Because of this, a large part of the pipeline's capacity remained unused, causing Gazprom to request the Bundesnetzagentur to change its rules. The German agency agreed to change them subject to the European Commission's permission. The Commission agreed in principle, but said that Gazprom's competitors would get priority access of up to 20 percent of the pipeline's capacity.
Guarantees for winter gas supply
The Commission hoped that the change would help in getting guarantees from Moscow that it would keep sending gas to Ukraine after its current contract expired in 2019. On Thursday, EU Energy Commissioner Maros Sefcovic said he was "making a maximum effort" to broker a deal between Moscow and Kyiv to ensure uninterrupted supplies for customers in the Ukraine and Europe. "So far we haven't been successful," he said.

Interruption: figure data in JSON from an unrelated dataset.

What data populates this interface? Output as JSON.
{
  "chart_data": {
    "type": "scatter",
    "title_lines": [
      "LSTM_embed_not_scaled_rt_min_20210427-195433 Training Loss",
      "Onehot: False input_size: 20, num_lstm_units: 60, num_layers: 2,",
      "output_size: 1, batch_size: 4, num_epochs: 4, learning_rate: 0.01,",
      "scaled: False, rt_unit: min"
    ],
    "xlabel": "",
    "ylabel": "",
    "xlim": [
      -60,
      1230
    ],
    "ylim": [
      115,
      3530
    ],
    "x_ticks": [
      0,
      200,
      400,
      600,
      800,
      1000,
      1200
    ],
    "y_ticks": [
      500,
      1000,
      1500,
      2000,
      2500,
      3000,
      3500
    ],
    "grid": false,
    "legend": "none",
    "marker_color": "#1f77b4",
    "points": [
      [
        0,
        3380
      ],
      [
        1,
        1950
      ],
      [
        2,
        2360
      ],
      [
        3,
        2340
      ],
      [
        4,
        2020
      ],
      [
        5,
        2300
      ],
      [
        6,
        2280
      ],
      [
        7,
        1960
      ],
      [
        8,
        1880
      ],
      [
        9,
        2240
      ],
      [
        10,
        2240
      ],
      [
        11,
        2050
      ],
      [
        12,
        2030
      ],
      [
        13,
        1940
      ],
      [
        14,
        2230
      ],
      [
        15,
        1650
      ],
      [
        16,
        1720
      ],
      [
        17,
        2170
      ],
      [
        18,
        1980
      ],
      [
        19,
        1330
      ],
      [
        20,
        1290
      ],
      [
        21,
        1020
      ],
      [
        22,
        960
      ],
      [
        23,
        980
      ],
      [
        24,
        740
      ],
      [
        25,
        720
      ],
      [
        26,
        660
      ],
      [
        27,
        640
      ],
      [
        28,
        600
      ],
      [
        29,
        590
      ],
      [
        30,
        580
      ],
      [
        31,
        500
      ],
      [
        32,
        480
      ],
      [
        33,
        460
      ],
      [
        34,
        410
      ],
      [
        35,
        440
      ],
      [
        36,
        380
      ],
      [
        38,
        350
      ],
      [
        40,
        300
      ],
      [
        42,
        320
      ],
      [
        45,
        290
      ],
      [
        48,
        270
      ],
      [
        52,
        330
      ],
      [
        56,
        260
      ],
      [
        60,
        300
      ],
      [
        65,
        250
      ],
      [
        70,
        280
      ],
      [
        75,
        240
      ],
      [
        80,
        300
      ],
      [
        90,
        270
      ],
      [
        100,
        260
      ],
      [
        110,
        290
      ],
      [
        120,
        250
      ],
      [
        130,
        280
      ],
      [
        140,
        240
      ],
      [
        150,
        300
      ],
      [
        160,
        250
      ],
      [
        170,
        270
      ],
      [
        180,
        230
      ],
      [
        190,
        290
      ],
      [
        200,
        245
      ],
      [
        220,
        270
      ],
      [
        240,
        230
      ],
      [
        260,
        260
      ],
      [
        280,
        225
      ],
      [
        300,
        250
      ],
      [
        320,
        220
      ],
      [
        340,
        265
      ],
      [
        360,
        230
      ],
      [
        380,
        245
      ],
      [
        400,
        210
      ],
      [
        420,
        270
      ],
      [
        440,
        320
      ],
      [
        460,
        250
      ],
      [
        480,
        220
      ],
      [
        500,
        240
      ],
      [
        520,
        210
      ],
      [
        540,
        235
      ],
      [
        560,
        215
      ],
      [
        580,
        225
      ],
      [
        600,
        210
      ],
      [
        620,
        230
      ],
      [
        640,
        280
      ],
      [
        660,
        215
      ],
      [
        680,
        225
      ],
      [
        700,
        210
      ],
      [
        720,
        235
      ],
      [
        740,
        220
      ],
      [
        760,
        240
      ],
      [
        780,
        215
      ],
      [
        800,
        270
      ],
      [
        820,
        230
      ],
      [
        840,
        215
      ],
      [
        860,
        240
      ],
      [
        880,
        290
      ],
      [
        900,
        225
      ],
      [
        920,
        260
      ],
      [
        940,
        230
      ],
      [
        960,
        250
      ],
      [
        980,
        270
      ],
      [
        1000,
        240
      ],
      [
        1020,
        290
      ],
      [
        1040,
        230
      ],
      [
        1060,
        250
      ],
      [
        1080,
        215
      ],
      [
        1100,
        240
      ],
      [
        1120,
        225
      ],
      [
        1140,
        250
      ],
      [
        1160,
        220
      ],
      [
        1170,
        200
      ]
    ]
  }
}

Also on Thursday, Russian President Vladimir Putin had said Russia was ready to resume supplies to Ukraine any time the latter agreed to pay in advance.
The Commission also said its decision, which would apply until 2033, would improve competition.
"This is not just a decision we've taken for political reasons, that we want to be friends with Gazprom," a Commission official told Reuters news agency.
Criticism in eastern Europe
Opening up the Opal pipeline for Russia also meant Gazprom could move ahead with its 9.9-billion-euro ($10.8 billion) plan to double the capacity of its Nord Stream pipeline under the Baltic Sea. However, many East European countries, including Poland, have criticized the project, saying it would sideline Ukraine, which serves as a transit route for gas supplies to Europe.
Ukraine's state energy company said it could lose up to $425 million (386 million euros) a year in transit fees.
Polish state-run gas company PGNiG also threatened ahead of Friday's decision that it would sue the Commission, because opening up the Opal pipeline would endanger its supplies. Poland has also consistently urged for lesser European dependence on Russian gas supplies, especially considering the ongoing crisis in Ukraine and Russia's annexation of Crimea in 2014.